Causal Graph Learning via Distributional Invariance of Cause-Effect Relationship
This work addresses the challenge of scalable causal discovery for researchers and practitioners, offering a more efficient method that is incremental in nature.
The paper tackles the problem of recovering causal graphs from observational data by introducing a framework that tests for distributional invariance of cause-effect relationships, achieving up to 25x faster processing than state-of-the-art methods while maintaining or improving performance on large-scale benchmarks.

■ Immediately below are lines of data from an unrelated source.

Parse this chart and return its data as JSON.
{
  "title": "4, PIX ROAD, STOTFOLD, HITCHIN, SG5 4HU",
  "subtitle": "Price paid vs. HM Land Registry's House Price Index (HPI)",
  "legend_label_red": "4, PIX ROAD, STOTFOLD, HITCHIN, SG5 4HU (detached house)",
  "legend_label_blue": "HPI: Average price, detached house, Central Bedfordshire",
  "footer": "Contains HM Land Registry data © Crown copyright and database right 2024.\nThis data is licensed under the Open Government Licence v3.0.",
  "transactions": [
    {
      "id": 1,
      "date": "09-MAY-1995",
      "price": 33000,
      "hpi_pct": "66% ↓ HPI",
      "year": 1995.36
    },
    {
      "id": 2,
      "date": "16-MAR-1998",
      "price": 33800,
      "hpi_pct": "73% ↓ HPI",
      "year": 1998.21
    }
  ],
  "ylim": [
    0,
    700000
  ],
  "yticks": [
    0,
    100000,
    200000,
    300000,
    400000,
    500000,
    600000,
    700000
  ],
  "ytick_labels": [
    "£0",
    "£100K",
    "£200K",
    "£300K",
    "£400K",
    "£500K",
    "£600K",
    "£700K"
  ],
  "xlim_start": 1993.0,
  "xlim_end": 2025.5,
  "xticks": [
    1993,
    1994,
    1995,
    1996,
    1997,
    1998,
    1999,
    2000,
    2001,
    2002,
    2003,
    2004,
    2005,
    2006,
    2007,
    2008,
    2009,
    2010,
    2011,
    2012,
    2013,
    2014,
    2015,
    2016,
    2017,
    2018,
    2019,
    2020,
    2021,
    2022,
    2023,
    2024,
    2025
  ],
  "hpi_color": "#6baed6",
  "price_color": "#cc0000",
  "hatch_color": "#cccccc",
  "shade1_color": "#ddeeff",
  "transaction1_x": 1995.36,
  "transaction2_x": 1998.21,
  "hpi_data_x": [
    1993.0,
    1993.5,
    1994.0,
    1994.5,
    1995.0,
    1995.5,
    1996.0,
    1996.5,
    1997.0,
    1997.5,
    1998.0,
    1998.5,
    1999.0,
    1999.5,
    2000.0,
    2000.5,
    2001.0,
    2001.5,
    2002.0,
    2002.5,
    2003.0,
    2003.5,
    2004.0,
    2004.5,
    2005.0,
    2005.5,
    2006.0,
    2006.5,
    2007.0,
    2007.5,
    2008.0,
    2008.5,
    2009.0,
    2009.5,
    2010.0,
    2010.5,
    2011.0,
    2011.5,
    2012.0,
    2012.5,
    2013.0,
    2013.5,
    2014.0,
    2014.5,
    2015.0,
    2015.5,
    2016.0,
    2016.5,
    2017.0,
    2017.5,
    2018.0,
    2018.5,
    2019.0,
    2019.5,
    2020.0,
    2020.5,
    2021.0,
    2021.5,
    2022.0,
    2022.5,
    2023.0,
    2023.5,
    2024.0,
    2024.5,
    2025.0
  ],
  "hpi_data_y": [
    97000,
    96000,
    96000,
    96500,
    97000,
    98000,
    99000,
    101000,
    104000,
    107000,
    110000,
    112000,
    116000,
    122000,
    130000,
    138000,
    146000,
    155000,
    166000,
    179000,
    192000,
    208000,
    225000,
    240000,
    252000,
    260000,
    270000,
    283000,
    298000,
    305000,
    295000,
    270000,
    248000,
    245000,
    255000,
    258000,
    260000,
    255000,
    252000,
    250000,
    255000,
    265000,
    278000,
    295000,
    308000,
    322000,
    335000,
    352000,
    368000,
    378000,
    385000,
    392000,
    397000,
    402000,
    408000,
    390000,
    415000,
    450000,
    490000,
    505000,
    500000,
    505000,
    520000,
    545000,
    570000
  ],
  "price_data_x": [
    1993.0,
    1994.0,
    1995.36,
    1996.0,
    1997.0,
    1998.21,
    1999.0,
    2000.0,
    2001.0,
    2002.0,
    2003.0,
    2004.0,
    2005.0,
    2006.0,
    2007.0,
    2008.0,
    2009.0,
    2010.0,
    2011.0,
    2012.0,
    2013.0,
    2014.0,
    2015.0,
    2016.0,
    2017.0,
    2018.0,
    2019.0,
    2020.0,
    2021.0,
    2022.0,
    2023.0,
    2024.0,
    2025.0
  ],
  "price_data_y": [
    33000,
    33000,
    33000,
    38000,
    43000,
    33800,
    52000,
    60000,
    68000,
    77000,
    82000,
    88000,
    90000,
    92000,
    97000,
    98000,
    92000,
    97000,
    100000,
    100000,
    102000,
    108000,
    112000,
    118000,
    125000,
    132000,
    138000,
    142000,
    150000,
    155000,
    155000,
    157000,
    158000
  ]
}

This paper introduces a new framework for recovering causal graphs from observational data, leveraging the observation that the distribution of an effect, conditioned on its causes, remains invariant to changes in the prior distribution of those causes. This insight enables a direct test for potential causal relationships by checking the variance of their corresponding effect-cause conditional distributions across multiple downsampled subsets of the data. These subsets are selected to reflect different prior cause distributions, while preserving the effect-cause conditional relationships. Using this invariance test and exploiting an (empirical) sparsity of most causal graphs, we develop an algorithm that efficiently uncovers causal relationships with quadratic complexity in the number of observational variables, reducing the processing time by up to 25x compared to state-of-the-art methods. Our empirical experiments on a varied benchmark of large-scale datasets show superior or equivalent performance compared to existing works, while achieving enhanced scalability.